Course: Main Dish, Side
Cuisine: Italian
Servings: 4 people
Author: Michelle Barsness
  • 6 tbsp extra virgin olive oil
  • 1 tbsp butter
  • 1 small onion diced
  • 1 1/3 cup Arborio or Carnaroli rice
  • 1/2 cup dry white wine
  • 1 quart warm vegetable or chicken broth (4 cups)
  • 1 lb sweet Italian sausage
  • 1/2 lb mushrooms (5 oz box)
  • 1 tbsp fresh thyme (optional)
  • 1/2 cup freshly grated parmesan cheese
  1. Use a large deep skillet for this recipe. On medium low, heat the olive oil and the butter in the pan. Cook the onions until they turn translucent and golden. Next add the rice. Stir, coating the rice with the oil and onions and cook until it becomes translucent.
  2. Add the wine and cook until it is absorbed. Add the sausage and sear. Add thyme if desired.

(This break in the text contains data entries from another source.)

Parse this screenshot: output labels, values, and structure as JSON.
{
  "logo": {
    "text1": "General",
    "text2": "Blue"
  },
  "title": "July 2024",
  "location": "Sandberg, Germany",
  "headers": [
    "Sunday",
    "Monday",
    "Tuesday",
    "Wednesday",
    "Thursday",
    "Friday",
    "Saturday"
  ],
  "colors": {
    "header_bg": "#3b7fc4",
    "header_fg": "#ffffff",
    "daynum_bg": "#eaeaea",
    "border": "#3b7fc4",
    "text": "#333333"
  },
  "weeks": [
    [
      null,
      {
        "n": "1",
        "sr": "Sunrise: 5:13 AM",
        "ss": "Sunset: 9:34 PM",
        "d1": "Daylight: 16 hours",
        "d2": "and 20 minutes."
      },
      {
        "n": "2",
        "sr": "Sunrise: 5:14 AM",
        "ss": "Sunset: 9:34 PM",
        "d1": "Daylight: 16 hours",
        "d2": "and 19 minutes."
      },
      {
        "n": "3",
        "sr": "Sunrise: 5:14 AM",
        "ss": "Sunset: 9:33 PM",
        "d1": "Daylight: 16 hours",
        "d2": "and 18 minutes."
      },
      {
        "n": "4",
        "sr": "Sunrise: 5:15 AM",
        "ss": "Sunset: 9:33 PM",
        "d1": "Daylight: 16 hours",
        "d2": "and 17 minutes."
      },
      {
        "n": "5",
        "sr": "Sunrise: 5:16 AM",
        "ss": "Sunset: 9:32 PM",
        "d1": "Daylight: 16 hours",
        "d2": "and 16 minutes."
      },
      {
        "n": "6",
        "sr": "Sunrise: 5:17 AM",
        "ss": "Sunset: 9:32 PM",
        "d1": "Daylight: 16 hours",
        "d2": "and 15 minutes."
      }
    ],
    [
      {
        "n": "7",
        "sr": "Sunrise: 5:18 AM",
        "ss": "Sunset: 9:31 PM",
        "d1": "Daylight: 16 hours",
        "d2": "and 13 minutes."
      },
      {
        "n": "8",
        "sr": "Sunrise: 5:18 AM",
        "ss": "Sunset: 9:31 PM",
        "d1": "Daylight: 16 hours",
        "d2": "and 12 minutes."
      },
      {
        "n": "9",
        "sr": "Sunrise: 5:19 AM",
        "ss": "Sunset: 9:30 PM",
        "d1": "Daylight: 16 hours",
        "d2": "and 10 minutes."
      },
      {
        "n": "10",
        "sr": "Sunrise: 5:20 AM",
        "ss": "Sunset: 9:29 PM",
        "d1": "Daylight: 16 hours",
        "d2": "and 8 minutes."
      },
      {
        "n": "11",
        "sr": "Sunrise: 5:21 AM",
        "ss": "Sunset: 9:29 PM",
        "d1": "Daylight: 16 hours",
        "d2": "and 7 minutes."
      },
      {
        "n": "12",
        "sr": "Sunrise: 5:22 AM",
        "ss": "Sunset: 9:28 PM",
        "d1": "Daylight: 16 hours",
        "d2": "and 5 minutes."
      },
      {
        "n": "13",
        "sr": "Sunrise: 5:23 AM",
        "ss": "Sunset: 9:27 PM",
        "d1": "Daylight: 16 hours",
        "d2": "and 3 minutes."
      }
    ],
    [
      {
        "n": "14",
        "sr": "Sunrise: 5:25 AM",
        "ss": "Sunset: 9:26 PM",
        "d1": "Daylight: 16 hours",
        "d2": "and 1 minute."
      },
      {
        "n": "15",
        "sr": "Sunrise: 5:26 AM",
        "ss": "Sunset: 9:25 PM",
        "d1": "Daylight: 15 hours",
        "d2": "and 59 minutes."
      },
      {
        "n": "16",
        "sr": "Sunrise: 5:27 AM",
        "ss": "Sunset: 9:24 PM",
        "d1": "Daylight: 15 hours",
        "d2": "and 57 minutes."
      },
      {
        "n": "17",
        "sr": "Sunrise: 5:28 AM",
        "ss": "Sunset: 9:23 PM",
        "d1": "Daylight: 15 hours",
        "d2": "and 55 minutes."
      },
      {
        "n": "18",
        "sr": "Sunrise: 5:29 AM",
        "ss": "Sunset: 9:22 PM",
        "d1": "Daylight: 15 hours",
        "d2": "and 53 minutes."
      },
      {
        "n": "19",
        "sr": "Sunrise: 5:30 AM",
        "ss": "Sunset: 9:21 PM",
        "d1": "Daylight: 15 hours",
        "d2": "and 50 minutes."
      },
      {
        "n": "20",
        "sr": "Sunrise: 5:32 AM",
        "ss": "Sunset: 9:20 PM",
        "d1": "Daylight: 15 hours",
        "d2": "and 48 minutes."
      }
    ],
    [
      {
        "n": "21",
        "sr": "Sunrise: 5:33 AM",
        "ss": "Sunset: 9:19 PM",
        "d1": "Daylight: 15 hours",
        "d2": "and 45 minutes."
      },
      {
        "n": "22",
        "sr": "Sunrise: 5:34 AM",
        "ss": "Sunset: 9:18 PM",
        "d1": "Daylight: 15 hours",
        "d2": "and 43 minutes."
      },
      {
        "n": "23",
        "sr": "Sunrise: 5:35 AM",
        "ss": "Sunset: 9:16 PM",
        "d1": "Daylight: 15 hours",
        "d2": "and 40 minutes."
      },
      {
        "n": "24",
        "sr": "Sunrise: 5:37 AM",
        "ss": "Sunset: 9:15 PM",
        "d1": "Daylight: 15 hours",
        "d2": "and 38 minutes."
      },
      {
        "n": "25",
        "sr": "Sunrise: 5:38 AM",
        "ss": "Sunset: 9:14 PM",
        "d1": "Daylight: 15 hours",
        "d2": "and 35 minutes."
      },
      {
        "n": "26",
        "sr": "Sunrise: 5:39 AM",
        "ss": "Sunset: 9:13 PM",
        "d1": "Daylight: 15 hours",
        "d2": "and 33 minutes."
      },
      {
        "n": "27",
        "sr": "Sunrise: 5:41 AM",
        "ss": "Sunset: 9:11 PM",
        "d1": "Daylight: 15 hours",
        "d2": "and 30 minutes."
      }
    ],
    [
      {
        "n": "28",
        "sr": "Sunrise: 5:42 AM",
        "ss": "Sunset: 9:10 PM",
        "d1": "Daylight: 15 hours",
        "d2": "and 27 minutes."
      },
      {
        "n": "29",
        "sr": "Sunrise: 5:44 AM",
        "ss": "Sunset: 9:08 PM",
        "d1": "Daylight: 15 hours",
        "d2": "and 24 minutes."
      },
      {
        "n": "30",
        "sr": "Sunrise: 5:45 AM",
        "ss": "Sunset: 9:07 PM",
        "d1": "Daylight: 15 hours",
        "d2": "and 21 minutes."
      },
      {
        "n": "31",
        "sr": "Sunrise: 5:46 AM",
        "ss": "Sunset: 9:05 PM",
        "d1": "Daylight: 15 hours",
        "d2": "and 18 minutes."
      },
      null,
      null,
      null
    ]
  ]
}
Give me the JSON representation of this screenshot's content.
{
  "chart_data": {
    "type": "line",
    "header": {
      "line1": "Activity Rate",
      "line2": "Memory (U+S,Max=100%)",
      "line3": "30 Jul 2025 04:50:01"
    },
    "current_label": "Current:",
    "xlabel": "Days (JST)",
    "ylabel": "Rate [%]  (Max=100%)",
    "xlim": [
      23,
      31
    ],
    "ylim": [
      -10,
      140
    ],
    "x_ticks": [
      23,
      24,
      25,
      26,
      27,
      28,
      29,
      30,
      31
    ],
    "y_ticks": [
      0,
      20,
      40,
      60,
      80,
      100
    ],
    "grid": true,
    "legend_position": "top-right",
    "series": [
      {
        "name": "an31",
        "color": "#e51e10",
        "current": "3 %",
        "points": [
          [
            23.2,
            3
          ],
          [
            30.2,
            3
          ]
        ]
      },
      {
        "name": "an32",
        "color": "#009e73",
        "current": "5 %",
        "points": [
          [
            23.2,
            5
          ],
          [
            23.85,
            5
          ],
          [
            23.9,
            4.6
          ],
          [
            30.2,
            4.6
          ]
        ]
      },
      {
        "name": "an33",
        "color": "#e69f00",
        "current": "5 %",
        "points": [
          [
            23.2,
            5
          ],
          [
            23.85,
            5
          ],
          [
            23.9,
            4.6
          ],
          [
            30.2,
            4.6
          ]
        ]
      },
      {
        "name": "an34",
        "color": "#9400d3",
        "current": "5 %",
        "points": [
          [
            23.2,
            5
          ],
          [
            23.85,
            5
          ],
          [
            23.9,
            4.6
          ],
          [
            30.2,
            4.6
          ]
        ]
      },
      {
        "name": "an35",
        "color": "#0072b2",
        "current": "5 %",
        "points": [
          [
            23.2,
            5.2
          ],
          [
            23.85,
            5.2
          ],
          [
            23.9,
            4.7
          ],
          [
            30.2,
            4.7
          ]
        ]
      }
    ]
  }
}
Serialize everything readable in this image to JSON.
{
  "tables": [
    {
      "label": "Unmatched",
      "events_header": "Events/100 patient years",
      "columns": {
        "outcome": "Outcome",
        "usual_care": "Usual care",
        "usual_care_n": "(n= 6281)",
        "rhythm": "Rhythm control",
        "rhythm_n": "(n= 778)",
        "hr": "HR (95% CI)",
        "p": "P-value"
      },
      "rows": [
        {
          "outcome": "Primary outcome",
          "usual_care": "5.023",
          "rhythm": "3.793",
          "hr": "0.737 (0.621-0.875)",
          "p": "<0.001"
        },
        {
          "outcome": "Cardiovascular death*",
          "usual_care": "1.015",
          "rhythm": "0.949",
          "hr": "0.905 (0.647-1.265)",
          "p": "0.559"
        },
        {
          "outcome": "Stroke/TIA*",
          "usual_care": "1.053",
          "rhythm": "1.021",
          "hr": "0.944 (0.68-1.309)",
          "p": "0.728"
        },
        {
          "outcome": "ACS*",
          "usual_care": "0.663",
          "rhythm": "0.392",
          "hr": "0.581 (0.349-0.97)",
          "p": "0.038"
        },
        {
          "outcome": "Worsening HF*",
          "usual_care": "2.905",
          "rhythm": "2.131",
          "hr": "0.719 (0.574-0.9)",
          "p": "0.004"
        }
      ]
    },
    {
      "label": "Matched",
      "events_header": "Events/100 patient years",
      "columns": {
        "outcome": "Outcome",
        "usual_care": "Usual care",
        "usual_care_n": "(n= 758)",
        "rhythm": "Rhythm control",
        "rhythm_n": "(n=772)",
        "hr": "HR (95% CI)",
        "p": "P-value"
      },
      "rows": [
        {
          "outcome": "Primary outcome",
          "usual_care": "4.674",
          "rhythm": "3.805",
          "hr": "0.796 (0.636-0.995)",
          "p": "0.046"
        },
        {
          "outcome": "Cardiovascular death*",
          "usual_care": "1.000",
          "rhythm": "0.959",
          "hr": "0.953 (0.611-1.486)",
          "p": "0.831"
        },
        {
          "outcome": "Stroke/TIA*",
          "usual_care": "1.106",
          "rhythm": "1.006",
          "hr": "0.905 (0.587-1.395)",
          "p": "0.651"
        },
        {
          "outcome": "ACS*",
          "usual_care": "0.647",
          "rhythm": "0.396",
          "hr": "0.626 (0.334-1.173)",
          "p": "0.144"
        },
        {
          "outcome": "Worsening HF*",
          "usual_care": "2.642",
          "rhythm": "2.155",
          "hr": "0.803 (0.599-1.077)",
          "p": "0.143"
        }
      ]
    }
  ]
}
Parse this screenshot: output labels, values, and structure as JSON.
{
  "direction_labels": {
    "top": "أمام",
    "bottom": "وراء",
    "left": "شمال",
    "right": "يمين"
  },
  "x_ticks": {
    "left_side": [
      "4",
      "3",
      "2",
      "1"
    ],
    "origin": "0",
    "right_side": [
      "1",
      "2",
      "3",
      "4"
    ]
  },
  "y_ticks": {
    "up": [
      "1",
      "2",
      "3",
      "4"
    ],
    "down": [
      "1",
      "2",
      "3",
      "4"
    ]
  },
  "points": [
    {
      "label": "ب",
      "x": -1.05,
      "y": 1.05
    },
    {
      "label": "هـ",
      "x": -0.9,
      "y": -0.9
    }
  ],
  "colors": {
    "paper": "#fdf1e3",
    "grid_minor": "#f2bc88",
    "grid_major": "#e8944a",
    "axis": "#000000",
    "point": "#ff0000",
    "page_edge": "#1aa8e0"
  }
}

  3. Add a ladle of the warm broth to the risotto. Cook the rice for several minutes until the liquid is absorbed before adding more liquid. Add the mushrooms to the rice and cook for several minutes. Repeat one ladle at a time, adding the broth and letting it absorb until all liquid is used. As the rice cooks, it releases starches, which gives risotto its creamy el dente texture. The whole process should take approximately 30 minutes. If the rice is not el dente, creamy and cooked by the time you add all the liquid, continue to add hot water one cup at a time until it is finished. Cut the sausage into slices and top each serving with a sprinkling of Parmesan cheese.